All knowledge stands at my command. Volumes filled with stories, scholarship, wisdom. My thirst is finally going to be quenched. I examine the next book and the next. Awed and delighted, I look away to take in what I have realized and give my eyes a rest. I notice a man standing in front of the tomes. Who can that be? An archivist? Librarian? A monk bedazzled? 

I walk closer to him. A few steps away, I watch him engrossed in the task he is doing. His slow, blue-veined frail hands intent on holding a book and inspecting what is inside. I see him blowing with his pallid lips upon the book. His fingers wipe across the spine, then each page inside the covers. Silently, he erases the text and replaces it, page by page. He keeps pacing and repeating this with each book he holds.

What is he doing? Once again, I pull out Meaning of My Life. He has touched and blown on it, too. No longer do I see the title or the text that transported me to bliss with its wisdom. Its universe is dissolved, faded, rewritten. He has blown on its pages new formulas, new problems and promises, replacing the wisdom of the ancient past. He plies his magic style on all the volumes and then disappears.”

Can you imagine a world where knowledge and wisdom and insight is constantly rewritten? Who decides what information will be shared and what will be discarded? Having a library of such volumes changed is almost as horrifying as having no books at all, or choosing not to read when you know how.

I’m grateful to my father for inculcating the habit of daily reading in me from an early age. Listening as he read to me, slowly graduating to read myself, escaping into absorbing new worlds… What a blessing!

There is nothing like adventuring with exciting and romantic heroines and heroes having myriad beneficent qualities and villains flaring up – terror and horror in the service of aesthetic enjoyment. Magically it all stays between the book covers, waiting in that space for us when we reluctantly leave only to get back to it.

6 Comments
  • Madhu

    Hello Jenn, Lorraine and Philip,
    I’m posting this comment myself just to sense how frustrating it feels.

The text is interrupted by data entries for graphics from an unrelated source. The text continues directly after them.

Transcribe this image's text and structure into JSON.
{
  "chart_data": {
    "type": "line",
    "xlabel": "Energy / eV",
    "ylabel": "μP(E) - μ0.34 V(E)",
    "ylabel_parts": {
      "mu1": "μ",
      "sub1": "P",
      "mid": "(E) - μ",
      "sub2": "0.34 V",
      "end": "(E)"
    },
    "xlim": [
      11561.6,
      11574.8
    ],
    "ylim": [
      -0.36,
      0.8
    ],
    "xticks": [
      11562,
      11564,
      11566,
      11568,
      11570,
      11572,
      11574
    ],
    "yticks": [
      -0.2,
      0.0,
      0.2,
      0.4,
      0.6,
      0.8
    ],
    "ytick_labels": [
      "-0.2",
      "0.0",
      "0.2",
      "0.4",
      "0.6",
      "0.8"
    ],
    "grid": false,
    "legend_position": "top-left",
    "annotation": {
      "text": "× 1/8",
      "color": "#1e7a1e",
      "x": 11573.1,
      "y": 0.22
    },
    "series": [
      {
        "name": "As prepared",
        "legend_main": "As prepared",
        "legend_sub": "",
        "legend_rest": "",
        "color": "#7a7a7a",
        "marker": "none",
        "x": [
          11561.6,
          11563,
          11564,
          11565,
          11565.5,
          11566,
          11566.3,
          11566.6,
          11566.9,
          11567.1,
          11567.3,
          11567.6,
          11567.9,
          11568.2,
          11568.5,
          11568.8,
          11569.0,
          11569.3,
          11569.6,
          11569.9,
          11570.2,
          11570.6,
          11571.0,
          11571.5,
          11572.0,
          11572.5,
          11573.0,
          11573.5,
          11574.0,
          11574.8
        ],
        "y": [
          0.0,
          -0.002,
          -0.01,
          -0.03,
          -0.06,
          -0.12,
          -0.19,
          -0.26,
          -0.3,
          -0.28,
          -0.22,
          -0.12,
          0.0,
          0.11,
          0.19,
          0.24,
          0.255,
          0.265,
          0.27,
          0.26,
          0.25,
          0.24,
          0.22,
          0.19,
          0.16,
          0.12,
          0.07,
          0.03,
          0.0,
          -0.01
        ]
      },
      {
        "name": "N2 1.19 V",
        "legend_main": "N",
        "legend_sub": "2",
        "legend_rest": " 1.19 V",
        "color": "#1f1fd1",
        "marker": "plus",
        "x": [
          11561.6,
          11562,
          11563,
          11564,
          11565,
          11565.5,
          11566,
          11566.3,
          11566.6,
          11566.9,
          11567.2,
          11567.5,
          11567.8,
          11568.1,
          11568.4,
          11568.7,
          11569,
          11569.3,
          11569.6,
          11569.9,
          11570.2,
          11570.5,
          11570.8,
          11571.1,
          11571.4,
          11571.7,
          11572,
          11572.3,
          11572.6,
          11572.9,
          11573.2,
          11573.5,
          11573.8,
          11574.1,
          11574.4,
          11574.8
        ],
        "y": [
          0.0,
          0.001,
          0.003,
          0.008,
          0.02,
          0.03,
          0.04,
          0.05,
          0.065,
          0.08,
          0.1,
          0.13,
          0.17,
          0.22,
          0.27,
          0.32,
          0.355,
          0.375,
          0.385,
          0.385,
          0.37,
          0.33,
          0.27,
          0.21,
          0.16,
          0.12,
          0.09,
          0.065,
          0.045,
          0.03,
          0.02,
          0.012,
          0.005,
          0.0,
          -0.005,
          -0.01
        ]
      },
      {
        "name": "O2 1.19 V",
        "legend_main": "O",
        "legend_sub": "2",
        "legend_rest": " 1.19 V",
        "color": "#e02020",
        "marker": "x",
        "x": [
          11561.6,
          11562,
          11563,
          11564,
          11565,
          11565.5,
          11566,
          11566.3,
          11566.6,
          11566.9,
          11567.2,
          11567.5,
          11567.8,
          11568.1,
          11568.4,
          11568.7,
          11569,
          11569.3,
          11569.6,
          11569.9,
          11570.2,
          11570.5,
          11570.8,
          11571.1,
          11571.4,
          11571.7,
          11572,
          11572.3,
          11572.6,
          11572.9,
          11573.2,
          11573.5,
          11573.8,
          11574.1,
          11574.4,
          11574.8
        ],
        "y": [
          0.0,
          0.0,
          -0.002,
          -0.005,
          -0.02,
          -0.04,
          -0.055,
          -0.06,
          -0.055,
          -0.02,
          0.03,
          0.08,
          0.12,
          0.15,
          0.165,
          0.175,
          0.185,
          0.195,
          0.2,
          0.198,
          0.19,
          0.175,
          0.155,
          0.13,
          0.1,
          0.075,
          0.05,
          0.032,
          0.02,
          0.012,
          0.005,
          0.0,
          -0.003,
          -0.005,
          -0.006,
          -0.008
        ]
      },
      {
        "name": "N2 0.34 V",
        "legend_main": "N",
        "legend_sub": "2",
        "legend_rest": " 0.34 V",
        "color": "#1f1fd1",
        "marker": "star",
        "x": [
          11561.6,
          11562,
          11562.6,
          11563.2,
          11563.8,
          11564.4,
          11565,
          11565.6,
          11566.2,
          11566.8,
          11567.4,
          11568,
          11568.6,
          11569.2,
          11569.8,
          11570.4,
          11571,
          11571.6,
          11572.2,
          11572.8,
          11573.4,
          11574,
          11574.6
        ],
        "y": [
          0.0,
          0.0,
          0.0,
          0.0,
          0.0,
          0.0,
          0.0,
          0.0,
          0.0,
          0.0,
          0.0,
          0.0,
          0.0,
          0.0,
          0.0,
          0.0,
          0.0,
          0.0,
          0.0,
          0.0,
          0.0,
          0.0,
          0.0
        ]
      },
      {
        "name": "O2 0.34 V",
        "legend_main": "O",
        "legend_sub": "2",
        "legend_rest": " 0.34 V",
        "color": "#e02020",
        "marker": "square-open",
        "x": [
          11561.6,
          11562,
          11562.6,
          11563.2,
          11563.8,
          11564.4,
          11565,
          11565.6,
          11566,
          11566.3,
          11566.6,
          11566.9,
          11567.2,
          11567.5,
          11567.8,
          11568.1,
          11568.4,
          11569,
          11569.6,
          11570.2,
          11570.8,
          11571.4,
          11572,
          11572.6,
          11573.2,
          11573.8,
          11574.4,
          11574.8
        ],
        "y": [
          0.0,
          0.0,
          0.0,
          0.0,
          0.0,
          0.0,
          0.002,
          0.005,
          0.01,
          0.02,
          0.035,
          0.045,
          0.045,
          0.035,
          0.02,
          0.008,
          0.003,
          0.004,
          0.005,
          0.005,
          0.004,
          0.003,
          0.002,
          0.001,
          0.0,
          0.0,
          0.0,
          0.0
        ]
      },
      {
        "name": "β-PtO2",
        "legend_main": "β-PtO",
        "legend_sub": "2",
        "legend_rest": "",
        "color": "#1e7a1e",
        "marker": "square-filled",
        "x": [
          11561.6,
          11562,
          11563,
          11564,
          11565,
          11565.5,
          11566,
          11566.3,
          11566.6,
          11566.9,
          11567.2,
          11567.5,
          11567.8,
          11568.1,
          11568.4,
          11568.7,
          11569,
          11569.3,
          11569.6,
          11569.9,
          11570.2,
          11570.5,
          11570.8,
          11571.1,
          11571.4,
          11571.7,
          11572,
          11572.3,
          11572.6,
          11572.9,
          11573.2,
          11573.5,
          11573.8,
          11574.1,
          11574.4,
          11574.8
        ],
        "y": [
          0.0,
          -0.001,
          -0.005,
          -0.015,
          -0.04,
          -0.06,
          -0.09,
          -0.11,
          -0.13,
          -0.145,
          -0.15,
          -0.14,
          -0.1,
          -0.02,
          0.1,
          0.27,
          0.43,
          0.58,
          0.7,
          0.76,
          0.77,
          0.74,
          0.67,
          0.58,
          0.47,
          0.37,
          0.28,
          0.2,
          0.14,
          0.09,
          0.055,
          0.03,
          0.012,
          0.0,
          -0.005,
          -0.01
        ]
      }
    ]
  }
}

    April 16, 2026 at 10:41 am
  • Lorraine

    Madhu, your summary seems like good bones for a short story! Maybe one of the mindful anthologies? I’d love to read more about the blue-veined old man, disappearing words, meaning of your life… wisdom. You got my brain churning this morning. I love your last statement- Magically it stays between the book covers – it is magical!

    April 16, 2026 at 11:08 am
  • Jenn Diamond

    Good evening, Madhu! The painting is beautiful and intriguing! And I am curiously intrigued by the man who blows on books to rewrite history!!! I want to know more!!! I love Lorraine’s idea about finding a place for this piece of writing in a future Mindful Writers Anthology!! Thank you for sharing!!!